THE GOVERNMENT’S decision to sell €200 million worth of short-term treasury bills to the internal market has reduced liquidity in the lending market and proved that the credit rating agencies were right to downgrade Cyprus, DISY number two Averof Neophytou said yesterday.
The DISY deputy, who is running again in this month’s parliamentary elections, accused the government of having no plan for the economy thereby affecting Cyprus’ credibility and “leading us to an endless spiral with negative consequences for the economy”.
When the state takes money from the internal market, this leaves the banks who buy the 52-week treasury bills with much less for lending, creating more competition for money in the private sector, he argued.
“When money is taken from abroad, it increases liquidity, when it’s borrowed from the internal market, it decreases liquidity,” said Neophytou.
According to Reuters, the government sold €200 million worth of government paper on Monday, with yields on the bids accepted ranging from 2.95 to 3.02 per cent.
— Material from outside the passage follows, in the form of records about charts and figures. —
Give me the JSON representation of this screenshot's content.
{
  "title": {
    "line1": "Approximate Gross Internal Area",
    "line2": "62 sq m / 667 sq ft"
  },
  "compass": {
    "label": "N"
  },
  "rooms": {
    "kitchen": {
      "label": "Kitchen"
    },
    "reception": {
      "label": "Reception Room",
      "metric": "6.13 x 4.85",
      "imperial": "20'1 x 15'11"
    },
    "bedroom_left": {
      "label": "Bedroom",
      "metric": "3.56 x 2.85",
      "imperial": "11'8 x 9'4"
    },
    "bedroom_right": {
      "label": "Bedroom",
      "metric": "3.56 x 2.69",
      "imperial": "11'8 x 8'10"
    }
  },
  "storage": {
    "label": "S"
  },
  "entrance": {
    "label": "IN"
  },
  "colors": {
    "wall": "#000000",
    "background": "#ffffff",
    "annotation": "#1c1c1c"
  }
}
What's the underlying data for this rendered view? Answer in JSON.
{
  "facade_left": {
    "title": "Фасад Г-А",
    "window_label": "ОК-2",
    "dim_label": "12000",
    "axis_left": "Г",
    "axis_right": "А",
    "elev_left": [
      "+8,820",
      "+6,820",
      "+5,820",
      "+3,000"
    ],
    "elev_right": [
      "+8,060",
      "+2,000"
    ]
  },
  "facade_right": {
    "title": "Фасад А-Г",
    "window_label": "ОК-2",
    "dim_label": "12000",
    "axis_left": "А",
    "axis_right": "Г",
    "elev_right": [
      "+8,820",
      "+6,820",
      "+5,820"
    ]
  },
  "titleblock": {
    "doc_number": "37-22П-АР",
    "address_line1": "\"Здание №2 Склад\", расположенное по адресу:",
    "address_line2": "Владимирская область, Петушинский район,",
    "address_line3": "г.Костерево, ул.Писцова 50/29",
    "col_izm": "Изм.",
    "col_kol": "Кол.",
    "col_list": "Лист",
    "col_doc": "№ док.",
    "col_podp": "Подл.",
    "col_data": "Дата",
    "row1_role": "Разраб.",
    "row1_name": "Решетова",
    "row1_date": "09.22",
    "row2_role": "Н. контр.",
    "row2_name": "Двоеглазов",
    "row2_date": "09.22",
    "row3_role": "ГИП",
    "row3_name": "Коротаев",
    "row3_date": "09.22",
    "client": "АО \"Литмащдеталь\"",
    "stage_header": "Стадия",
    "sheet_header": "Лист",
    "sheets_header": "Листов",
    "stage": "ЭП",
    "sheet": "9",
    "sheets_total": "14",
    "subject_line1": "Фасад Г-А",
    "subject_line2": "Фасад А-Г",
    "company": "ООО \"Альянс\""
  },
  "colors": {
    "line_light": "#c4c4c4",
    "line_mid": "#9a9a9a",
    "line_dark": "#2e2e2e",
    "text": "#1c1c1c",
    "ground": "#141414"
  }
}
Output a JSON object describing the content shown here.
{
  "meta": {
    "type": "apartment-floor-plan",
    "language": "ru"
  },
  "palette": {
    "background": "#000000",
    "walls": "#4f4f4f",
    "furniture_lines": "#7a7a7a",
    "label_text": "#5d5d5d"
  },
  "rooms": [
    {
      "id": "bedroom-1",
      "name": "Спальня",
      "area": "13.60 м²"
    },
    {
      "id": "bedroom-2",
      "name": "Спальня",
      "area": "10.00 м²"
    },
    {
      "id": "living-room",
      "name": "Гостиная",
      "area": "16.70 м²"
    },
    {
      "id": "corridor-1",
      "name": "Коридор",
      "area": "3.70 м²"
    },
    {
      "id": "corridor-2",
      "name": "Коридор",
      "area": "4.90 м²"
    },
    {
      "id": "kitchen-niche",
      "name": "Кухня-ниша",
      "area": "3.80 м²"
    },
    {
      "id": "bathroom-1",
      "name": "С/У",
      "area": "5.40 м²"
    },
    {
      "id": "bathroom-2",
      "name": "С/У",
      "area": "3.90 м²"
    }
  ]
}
“It means the government fears lending from abroad,” said Neophytou. He noted that the 10-year Cyprus bond has soared to levels close to 6.2 per cent, meaning Cyprus would have to pay a very high rate for borrowing money, close to what Spain and Portugal are charged.
“The rating agencies are very right in downgrading our economy because we act in a way that accepts the reality… that we cannot go and borrow money from the international markets,” said the DISY deputy.
“That means we cannot accept we have a problem. We have a lost government with a lost policy,” he added.
Neophytou charged Finance Minister Charilaos Stavrakis of going against his own advice, highlighting that in 2009 and 2010, the minister had said short-term borrowing and borrowing from the internal market were bad moves.
“And now he’s doing both because he’s afraid to go to the international markets in November to refinance his debt,” he said.
Asked what advice he had for the government, the opposition deputy said: “They need to take measures on the retirement age, the pension system and state payroll to send the clear message to the market that we are doing something, and then go with confidence to the international markets for money.”